Figure 1.
The newly developed integrated vascular bioreactor system.
A, (1) the intelligent bionic culture setting; (2) the culture biochamber; (3) silicone tube; (4) the stepper motor-driven pump; (5) the gas/liquid and liquid/liquid exchanger. B, the high-magnification image of the culture chamber. C, the DO sensor and PH sensor. D, the DO controller and PH controller. E, the flow control valve to control the carbon dioxide, nitrogen, and oxygen fluid. F, the force monitor.
Figure 2.
The schema of the perfusion-based bioreactor systems.
(1) air inlet; (2) air outlet; (3) fluid inlet; (4) fluid outlet; (5) the gas/liquid and liquid/liquid exchanger; (6) silicone tube; (7) the stepper motor-driven pump; (8) the culture biochamber; (9) the tissue-engineered vascular graft; Arrow, the liquid flow; (10) the pressure sensor.
Figure 3.
The real-time pressure and pulse rates generated by the motor-driven pump monitored by a baroceptor.
Figure 4.
A, The non-computer-controlled culture system: (1) the linear motor-driven pump; (2) the culture chamber; (3) the instrument control system.
Figure 5.
The phenotypes of the newly developed small-diameter vessel cultured for 2 weeks.
A, the gross appearance of the newly developed vessel. B, HE staining analysis of histologic sections of the newly developed vessels. C and D, SEM analysis of endothelial cells and smooth muscle cells, respectively. E, the comparison of the survival of SMCs cultured under dynamic conditions with that of SMCs cultured under static conditions determined by MTT assay after 2-week culture. Bars are mean ± S.D. from three independent experiments. *Significantly different from static conditions, P<0.05.
Figure 6.
Determination of endothelin-1, NO and PGI2 secretion of vessels.
A, immunohistochemistry for endothelin-1 expression of the newly developed small-diameter vessel.
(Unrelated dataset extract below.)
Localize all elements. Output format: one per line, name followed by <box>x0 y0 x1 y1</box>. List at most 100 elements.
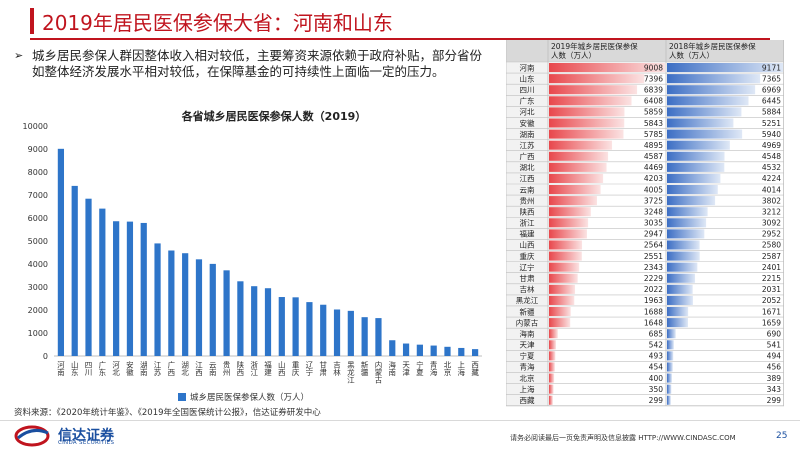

Bars are mean ± S.D. from three independent experiments. *Significantly different from static conditions, P<0.05. B, total NO secretion determined by use of a chemiluminescence NO detector. Bars are mean ± S.D. from six independent experiments. *P<0.05. C, total PGI2 secretion determined as its metabolite 6-keto-PGF1α assayed by ELISA. Bars are mean ± S.D. from three independent experiments. *P<0.05. D, the morphology of platelet adhesion on the inner lumen surface of tissue engineered vessels was examined by SEM.
Figure 7.
Biochemical assay of newly developed grafts.
A and B immunohistochemistry for calponin and smooth muscle α-actin, respectively. C, elastica van Gieson staining of elastin. D, determination of collagen deposition of newly developed grafts by Masson trichrome staining. Bars are mean ± S.D. from three independent experiments. *P<0.05.
Figure 8.
qRT-PCR analysis of collagen-related gene (Collagen type I, III and IV) expression in cells cultured static conditions and dynamic conditions at indicated times.
Bars are mean ± S.D. from three independent experiments. *P<0.05.
Figure 9.
The mechanical properties of the constructs and normal rat vessels as measured using biaxial tensile testing of ring sections of the constructs.
Bars are mean ± S.D. from four-seven independent experiments. *Significantly different from static condition group, P<0.05.
Figure 10.
The comparison of cell survival and morphous of constructs between cultured in the computer-controlled bioreactor and the non-computer-controlled bioreactor.
A, SEM analysis of endothelial cells and smooth muscle cells cultured both in the computer-controlled and non-computer-controlled system after 2 weeks, respectively. B, the proliferation of endothelial cells and smooth muscle cells cultured both in the computer-controlled and non-computer-controlled system after 2 weeks determined by MTT assay. Bars are mean ± S.D. from three independent experiments. *P<0.05.